HealthLeaders: What are Aetna’s offerings in the emerging specialized population health plan space (e.g., plans for women, Spanish speakers, those with specific chronic conditions, etc.)?
Terri Swanson, President of Aetna Medicare: We are not in the Chronic Special Needs Plan space today, but we have — and as part of CVS Health — a broader initiative around health equity. We have a lot of work underway to truly improve the difference in healthcare outcomes.
We have an entire medical division that’s focused on health equity that's helping to drive initiatives end-to-end throughout our enterprise.
[Note: In 2020, Aetna launched its Multicultural Initiative, which is already generating results. Its components include data and technology, community and provider engagement, and multicultural care management. The latter includes care managers with diverse backgrounds, a focus on culturally relevant clinical and motivational interviewing training, and care planning that includes a Multicultural Clinical Assessment. Clinical focus areas include nutrition and medication support.]
HealthLeaders: What are the big topics that everyone is talking about with 2024 MA enrollment and what is different or unique this year?
Swanson: There are certainly things that are going to change but also, quite frankly, things that really don't. Starting with the things that don’t, people are going to continue to have a very high degree of choice. Figuring out how to cut through the clutter and choose the plan that’s right for them is something that all Medicare beneficiaries are going to need to be able to do.

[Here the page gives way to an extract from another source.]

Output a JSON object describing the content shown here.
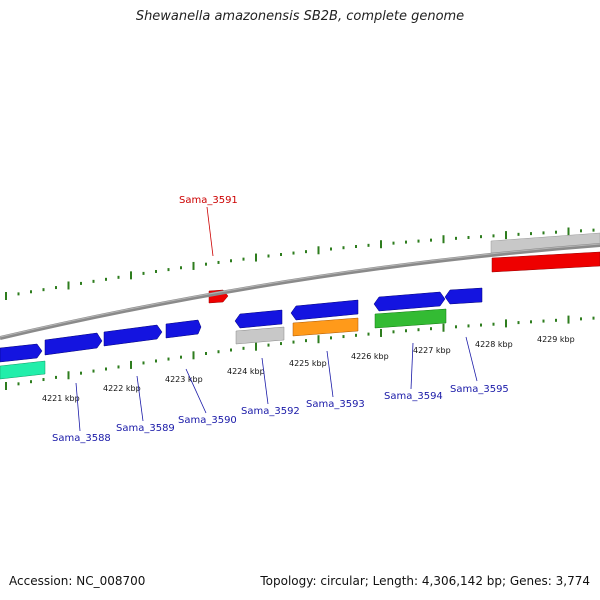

There are a couple of key things here. The process doesn't have to be complicated or intimidating: Does the plan fit your budget, is your provider or pharmacy in your network, and are your prescription drugs covered at a preferred cost? Are you someone who likes to go to the gym? Do you need your plan to help pay for healthy food or transportation to the doctor's office? As needs change, I think there will be a plan for every person. There are a lot of good plans with those benefits.
HealthLeaders: What else would you add?
Swanson: The population that is going to come to our healthcare plan, they're going to compare us to buying things on Amazon or hailing an Uber. So, we have to ensure we provide the right digital and online experience that complements their experience with the healthcare system. We have to be prepared to meet people where they are and help them to engage in a way that works for them.
With CVS Health, a lot of that applies to what we're doing as an enterprise and a Medicare plan. We're delighted to have Signify Health and Oak Street Health now as part of the CVS Health family. Signify, for example, performs Healthy Home Visits that help us understand if a member has needs that haven't been identified yet. And Oak Street Health does a very comprehensive job of treating Medicare beneficiaries with complex conditions.
Being able to bring those types of organizations to bear — along with Aetna coverage, along with CVS Pharmacy — creates a really exciting path where we can bring all of that together. And hopefully, in a very simple and easy way for our customers.
HealthLeaders: How do you leverage your PBM and IT backgrounds to optimize results and what is a good example?
Swanson: My background allows me to take an analytical approach to solving complex problems in the healthcare space. I think having a background in technology helps shape and structure how I approach opportunities. For example, at Aetna, we’re always thinking about innovation and finding ways to create better solutions and simplify the way people get care.
I’m often able to leverage my PBM background here at Aetna and work closely with our Medicare Part D team to design our prescription drug plans. Data shows that 3.5 million Americans aged 65 and older have struggled to afford their needed prescription drugs. With my expertise, I can better help tailor our prescription drug benefits to ensure Medicare consumers have coverage for their medications at an affordable cost.